Image Folder with many non-class subfolders

Hi,
I’m building a image classifier using trail camera data. I’m trying to create a custom dataset by loading images from a directory with many sub folders organized by capture location and date and not by classes.

for example,.

/data
    /COL
            /COLE
                        /CO_LE_05_190211
                                     /CLE-COLE05_00001_1-6-2019.jpg
                                     /CLE-COLE05_00001_1-25-2019.jpg
                                     .
                                     .

                        /CO_LE_05_190227
                                     /CLE-COLE05_00002_2-5-2019.jpg
                                     /CLE-COLE05_00002_2-6-2019.jpg
                                     .
                            
                        /CO_LE_05_190404
                                     /CLE-COLE05_00003_4-7-2019.jpg
                                     /CLE-COLE05_00003_4-13-2019.jpg
                                     .   
                                     .

I have a csv file with image paths and their respective label so I could take a subset of the dataset and structure sub-folders based on each class, however, doing so would limit accuracy, inferencing, etc.

I have over 3 million images and have found that re-organizing images by class would not be possible considering my memory limitations and time needed to do so.

I was wondering if anyone could suggest a custom dataset loader that would allow me to reference the csv with image path and label info, while retaining the current folder structure?

any help is greatly appreciated.

cheers,
mkutu

I think the approach of using your already valid .csv file and keeping the folder structure sounds reasonable and I would avoid moving around the data.

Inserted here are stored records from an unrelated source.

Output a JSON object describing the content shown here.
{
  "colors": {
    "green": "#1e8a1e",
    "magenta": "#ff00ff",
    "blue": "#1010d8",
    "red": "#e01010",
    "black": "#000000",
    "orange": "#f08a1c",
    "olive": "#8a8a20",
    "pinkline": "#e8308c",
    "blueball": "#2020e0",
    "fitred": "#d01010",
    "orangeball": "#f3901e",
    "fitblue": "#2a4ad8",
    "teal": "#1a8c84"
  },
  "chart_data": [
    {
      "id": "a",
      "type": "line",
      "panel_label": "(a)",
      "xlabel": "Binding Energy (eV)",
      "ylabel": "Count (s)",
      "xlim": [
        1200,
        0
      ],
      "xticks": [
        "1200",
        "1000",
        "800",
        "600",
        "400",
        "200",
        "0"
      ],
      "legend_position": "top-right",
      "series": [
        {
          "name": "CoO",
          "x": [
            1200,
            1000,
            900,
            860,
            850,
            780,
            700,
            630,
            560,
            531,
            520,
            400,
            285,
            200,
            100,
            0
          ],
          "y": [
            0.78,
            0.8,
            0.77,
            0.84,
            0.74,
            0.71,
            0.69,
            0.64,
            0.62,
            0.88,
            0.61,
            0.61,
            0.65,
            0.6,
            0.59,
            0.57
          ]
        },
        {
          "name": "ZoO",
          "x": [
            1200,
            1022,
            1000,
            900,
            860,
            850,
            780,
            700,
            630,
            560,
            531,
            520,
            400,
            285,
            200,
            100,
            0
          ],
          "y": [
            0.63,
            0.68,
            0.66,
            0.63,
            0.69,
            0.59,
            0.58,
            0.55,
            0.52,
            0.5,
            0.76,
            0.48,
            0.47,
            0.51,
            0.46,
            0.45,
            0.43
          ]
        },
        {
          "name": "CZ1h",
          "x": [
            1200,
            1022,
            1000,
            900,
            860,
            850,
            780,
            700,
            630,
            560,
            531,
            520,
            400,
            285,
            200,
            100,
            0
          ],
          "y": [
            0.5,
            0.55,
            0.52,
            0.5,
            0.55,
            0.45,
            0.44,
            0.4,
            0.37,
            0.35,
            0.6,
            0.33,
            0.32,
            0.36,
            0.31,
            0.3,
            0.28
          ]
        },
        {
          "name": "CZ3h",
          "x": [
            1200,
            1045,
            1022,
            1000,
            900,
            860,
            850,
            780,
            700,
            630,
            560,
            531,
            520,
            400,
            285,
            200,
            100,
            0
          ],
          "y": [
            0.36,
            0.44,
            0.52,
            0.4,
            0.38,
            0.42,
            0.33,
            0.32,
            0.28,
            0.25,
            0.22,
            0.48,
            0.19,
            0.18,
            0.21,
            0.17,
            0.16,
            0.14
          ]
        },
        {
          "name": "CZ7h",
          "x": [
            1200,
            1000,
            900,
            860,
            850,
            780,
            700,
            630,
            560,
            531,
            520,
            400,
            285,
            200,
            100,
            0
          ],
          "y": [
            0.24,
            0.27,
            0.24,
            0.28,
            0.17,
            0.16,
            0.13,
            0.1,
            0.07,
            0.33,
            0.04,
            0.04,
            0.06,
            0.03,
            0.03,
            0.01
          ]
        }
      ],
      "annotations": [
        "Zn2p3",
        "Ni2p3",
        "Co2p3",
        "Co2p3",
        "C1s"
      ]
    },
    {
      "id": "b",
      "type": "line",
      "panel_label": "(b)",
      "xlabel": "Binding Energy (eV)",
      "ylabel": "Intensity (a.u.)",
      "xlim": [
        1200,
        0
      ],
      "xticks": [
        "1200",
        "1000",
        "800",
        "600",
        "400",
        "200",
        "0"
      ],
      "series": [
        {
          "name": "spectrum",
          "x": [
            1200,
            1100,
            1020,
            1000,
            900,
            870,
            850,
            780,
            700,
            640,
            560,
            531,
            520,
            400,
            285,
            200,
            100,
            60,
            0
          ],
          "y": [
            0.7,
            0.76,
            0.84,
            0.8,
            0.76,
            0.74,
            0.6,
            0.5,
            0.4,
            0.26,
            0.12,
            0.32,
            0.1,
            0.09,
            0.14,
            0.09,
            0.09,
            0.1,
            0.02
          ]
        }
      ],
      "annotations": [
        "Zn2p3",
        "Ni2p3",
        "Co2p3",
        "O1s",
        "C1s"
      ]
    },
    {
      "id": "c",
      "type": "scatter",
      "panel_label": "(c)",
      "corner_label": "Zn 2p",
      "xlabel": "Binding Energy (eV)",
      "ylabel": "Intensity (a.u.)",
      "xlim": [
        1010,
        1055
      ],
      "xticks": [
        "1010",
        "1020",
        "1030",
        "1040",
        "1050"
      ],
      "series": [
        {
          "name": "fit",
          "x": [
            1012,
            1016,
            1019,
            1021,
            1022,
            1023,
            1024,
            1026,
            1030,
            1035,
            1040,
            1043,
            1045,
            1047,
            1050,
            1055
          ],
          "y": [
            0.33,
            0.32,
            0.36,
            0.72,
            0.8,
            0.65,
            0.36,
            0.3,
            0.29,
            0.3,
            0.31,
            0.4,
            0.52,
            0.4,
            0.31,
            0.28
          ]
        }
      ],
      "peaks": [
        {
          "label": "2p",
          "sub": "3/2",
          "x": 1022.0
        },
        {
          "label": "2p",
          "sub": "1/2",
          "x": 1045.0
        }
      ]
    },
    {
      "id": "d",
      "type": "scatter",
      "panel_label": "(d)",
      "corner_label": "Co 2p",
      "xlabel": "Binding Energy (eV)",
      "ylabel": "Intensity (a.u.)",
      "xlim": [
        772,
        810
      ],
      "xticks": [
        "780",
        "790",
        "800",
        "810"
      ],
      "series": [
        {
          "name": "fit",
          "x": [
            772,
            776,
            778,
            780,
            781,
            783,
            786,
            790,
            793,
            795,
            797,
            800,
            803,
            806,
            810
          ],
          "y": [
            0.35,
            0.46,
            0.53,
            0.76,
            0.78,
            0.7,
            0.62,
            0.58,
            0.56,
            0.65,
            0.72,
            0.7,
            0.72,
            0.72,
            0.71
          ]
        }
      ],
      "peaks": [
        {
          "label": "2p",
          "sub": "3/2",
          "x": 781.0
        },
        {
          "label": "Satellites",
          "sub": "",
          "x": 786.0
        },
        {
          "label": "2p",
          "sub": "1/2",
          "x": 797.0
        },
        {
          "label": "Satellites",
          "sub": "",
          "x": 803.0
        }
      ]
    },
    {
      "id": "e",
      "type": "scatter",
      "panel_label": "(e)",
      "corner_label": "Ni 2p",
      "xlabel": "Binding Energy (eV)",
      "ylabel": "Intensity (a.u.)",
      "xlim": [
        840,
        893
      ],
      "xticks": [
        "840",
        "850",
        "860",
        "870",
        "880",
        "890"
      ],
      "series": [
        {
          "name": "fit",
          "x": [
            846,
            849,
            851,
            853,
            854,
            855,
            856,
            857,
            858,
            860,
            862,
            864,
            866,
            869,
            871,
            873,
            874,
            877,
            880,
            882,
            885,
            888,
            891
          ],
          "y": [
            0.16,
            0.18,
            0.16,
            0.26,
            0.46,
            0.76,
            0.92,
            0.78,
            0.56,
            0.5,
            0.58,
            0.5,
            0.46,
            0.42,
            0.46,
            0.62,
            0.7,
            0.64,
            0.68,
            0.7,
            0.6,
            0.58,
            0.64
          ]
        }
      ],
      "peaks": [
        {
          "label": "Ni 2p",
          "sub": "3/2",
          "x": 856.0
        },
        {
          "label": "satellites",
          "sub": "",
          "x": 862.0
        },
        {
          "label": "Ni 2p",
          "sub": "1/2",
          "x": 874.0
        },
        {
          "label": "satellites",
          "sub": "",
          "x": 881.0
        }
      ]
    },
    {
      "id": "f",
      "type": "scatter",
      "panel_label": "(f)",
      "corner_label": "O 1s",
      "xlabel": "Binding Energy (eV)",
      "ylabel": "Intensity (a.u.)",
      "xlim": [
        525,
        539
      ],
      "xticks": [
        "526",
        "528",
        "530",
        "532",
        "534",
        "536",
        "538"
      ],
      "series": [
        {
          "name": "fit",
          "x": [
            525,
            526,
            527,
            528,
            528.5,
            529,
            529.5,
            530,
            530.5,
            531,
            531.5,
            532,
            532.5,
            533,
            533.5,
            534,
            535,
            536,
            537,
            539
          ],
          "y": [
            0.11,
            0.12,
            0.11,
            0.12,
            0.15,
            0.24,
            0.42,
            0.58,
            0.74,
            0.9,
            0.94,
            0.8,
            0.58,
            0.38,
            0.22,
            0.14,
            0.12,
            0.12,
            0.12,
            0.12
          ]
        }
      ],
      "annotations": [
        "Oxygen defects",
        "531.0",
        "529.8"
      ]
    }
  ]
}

To use the csv data, I would recommend to load it in your Dataset.__init__ method with e.g. pandas via pd.read_csv and use the index in Dataset.__getitem__(self, index) to get the current file path and label.
I’m not sure how your csv is structured, but you can index the rows and columns of the pd.DataFrame easily.
Once you have the image path, you could load it with PIL and transform it to a tensor.
The label will most likely be returned as a numpy array/scalar, so you could use torch.from_numpy() to create the target tensor.